蒲原有明 有明集(初版・正規表現版) やまうど
やまうど
やまうどは微(かす)かに呻(うめ)く、わなわなと
胸(むね)にはむすぶ雙(さう)の手(て)や、
をみなよ、その手(て)を………
やまうどは寢(ね)がへるけはひ。
やまうどの枕(まくら)を暗(くら)く寂(さび)しげに
燈火(ともしび)くもる夜(よる)の室(むろ)、
をみなよ、照(て)らしぬ………
やまうどは汗(あせ)す、額(ひたひ)に。
やまうどは何(なに)をかもとむ、呼息(いき)づかひ
いと苦(くる)しげに呟(つぶ)やける、
をみなよ、聞(き)け、問(と)へ………
やまうどの唇(くちびる)褪(あ)せぬ。
やまうどの眼(まなこ)は轉(まろ)び沈(しづ)み入(い)り、
きしめぐらしき惱(なや)ましさ、
をみなよ、靜(しづ)かに………
やまうどに夜(よる)の氣(け)熟(う)みぬ。
やまうどは落居(おちゐ)ぬ眠(ねぶ)り、蟀谷(こめかみ)の
脈(すぢ)ひよめきて、また弛(ゆる)ぶ、
をみなよ、あな、あな………
やまうどの面(おもて)ほほゑむ。
やまうどをこの束(つか)の間(ま)に、(その人(ひと)の
妻(つま)たる三年(みとせ))、いかに見(み)る、
をみなよ、畏(おそ)れな………
やまうどの夢(ゆめ)は罅(ひゞ)きぬ。
やまうどの枕(まくら)をかへよ、舊(ふ)りぬるも
なほ新(あら)たなる布(ぬの)ありや、
をみなよ、いづくに………
やまうどに燈火(ともしび)滅(き)えぬ。
[やぶちゃん注:総てのリーダは九点。
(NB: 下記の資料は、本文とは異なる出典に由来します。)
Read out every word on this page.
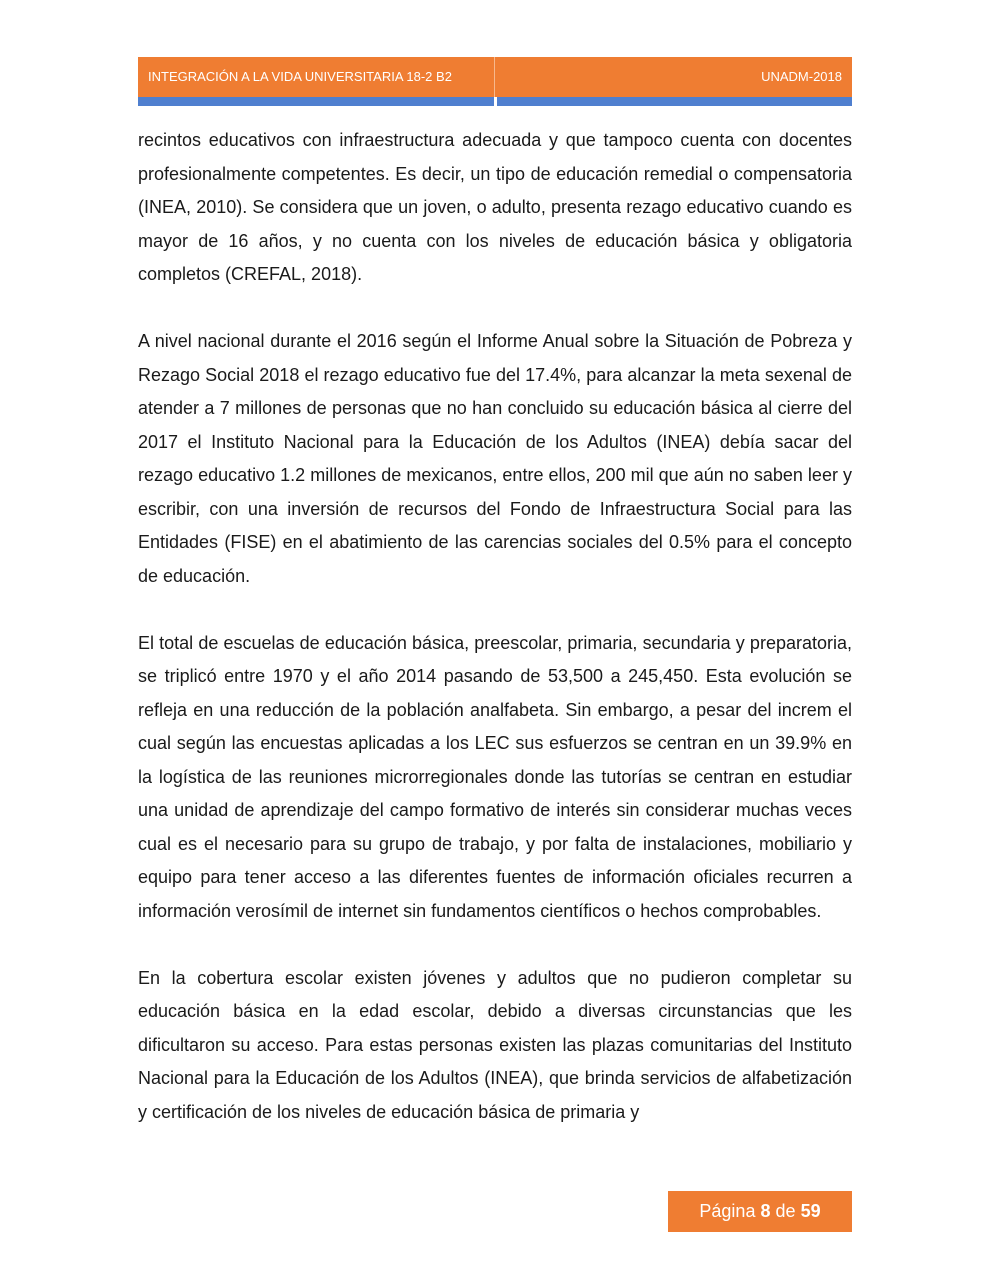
INTEGRACIÓN A LA VIDA UNIVERSITARIA 18-2 B2	UNADM-2018

recintos educativos con infraestructura adecuada y que tampoco cuenta con docentes profesionalmente competentes. Es decir, un tipo de educación remedial o compensatoria (INEA, 2010). Se considera que un joven, o adulto, presenta rezago educativo cuando es mayor de 16 años, y no cuenta con los niveles de educación básica y obligatoria completos (CREFAL, 2018).

A nivel nacional durante el 2016 según el Informe Anual sobre la Situación de Pobreza y Rezago Social 2018 el rezago educativo fue del 17.4%, para alcanzar la meta sexenal de atender a 7 millones de personas que no han concluido su educación básica al cierre del 2017 el Instituto Nacional para la Educación de los Adultos (INEA) debía sacar del rezago educativo 1.2 millones de mexicanos, entre ellos, 200 mil que aún no saben leer y escribir, con una inversión de recursos del Fondo de Infraestructura Social para las Entidades (FISE) en el abatimiento de las carencias sociales del 0.5% para el concepto de educación.

El total de escuelas de educación básica, preescolar, primaria, secundaria y preparatoria, se triplicó entre 1970 y el año 2014 pasando de 53,500 a 245,450. Esta evolución se refleja en una reducción de la población analfabeta. Sin embargo, a pesar del increm el cual según las encuestas aplicadas a los LEC sus esfuerzos se centran en un 39.9% en la logística de las reuniones microrregionales donde las tutorías se centran en estudiar una unidad de aprendizaje del campo formativo de interés sin considerar muchas veces cual es el necesario para su grupo de trabajo, y por falta de instalaciones, mobiliario y equipo para tener acceso a las diferentes fuentes de información oficiales recurren a información verosímil de internet sin fundamentos científicos o hechos comprobables.

En la cobertura escolar existen jóvenes y adultos que no pudieron completar su educación básica en la edad escolar, debido a diversas circunstancias que les dificultaron su acceso. Para estas personas existen las plazas comunitarias del Instituto Nacional para la Educación de los Adultos (INEA), que brinda servicios de alfabetización y certificación de los niveles de educación básica de primaria y

Página 8 de 59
第三連冒頭の「やまうどは何(なに)をかもとむ、呼息(いき)づかひ」は底本では「やとうどは何(なに)をかもとむ、呼息(いき)づかひ」。明らかな誤植で、底本の「名著復刻 詩歌文学館 紫陽花セット」の解説書の野田宇太郎氏の解説にある、有明から渡された正誤表に従い、特異的に呈した。同じ仕儀を「さしめぐらしき惱(なや)ましさ、」(底本は「きしめぐらしき惱(なや)ましさ、」)と、「脈(すぢ)ひよめきて、また弛(ゆる)ぶ、」(底本は「脈(すぢ)びよめきて、また弛(ゆる)ぶ、」)で施した。「やまうど」は「山人」のこと。]